Disgruntled IT workers of America, rejoice. Silicon Valley's job engine may have stalled, IT departments may have suffered disproportionate job cuts in the last few years, but there are signs that the U.S. job market is finally looking up.
The Wall Street Journal noted this trend two weeks ago:
More U.S. workers quit their jobs than were laid off in March, the second month in a row this occurred and a sign of employees' growing confidence that more positions are becoming available in a slowly recovering job market.
Nearly 1.9 million employees quit in March compared with more than 1.8 million who were laid-off or discharged, the Labor Department said Tuesday. Meanwhile, the number of hires rose to a seasonally adjusted 4.2 million in March from 4 million in February.

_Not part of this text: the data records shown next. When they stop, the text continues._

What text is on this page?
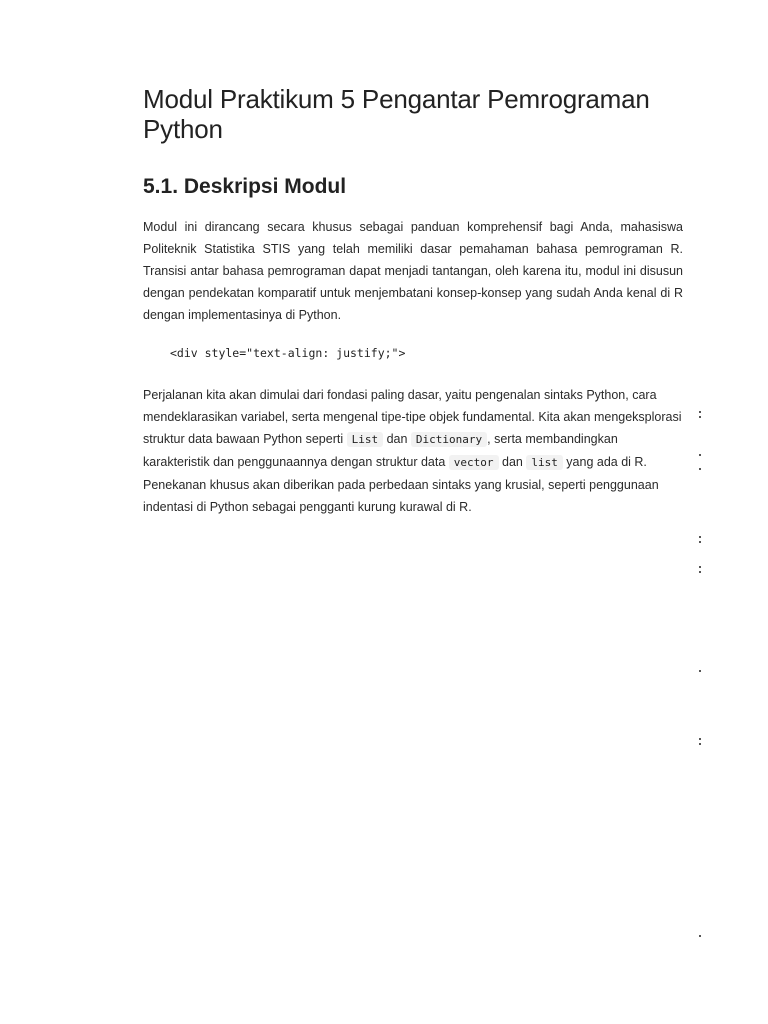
Modul Praktikum 5 Pengantar Pemrograman Python
5.1. Deskripsi Modul

Modul ini dirancang secara khusus sebagai panduan komprehensif bagi Anda, mahasiswa Politeknik Statistika STIS yang telah memiliki dasar pemahaman bahasa pemrograman R. Transisi antar bahasa pemrograman dapat menjadi tantangan, oleh karena itu, modul ini disusun dengan pendekatan komparatif untuk menjembatani konsep-konsep yang sudah Anda kenal di R dengan implementasinya di Python.

<div style="text-align: justify;">

Perjalanan kita akan dimulai dari fondasi paling dasar, yaitu pengenalan sintaks Python, cara mendeklarasikan variabel, serta mengenal tipe-tipe objek fundamental. Kita akan mengeksplorasi struktur data bawaan Python seperti List dan Dictionary , serta membandingkan karakteristik dan penggunaannya dengan struktur data vector dan list yang ada di R. Penekanan khusus akan diberikan pada perbedaan sintaks yang krusial, seperti penggunaan indentasi di Python sebagai pengganti kurung kurawal di R.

The National Association of Colleges and Employers also reported that employers plan to hire more new college graduates, the first time in a year and a half employers have cite positive hiring news for entry-level workers. IT has already added at least 25,000 jobs this year, which is great news for the run-down workers in understaffed and undercompensated IT departments across the United States.
Although the job-creation numbers are good news, more interesting is the growing number of people who've chosen to take their chances in the job market instead of suffering in the name of job security. Today, the Wall Street Journal followed up on that data and reported that employers may see an increase in the number of people leaving for greener pastures. Right Management found that 60 percent of workers plan to leave their jobs once the market turns around.
A lead culprit for workers' plans to move on? The lingering effects of cost-cutting and downsizing. A workforce that's lived with higher workloads and no corresponding rise in wages is an unhappy one.
But all you dissatisfied workers out there, brush up on your certs. New job opportunities mean new types of jobs, which anyone looking for a different gig needs to keep in mind.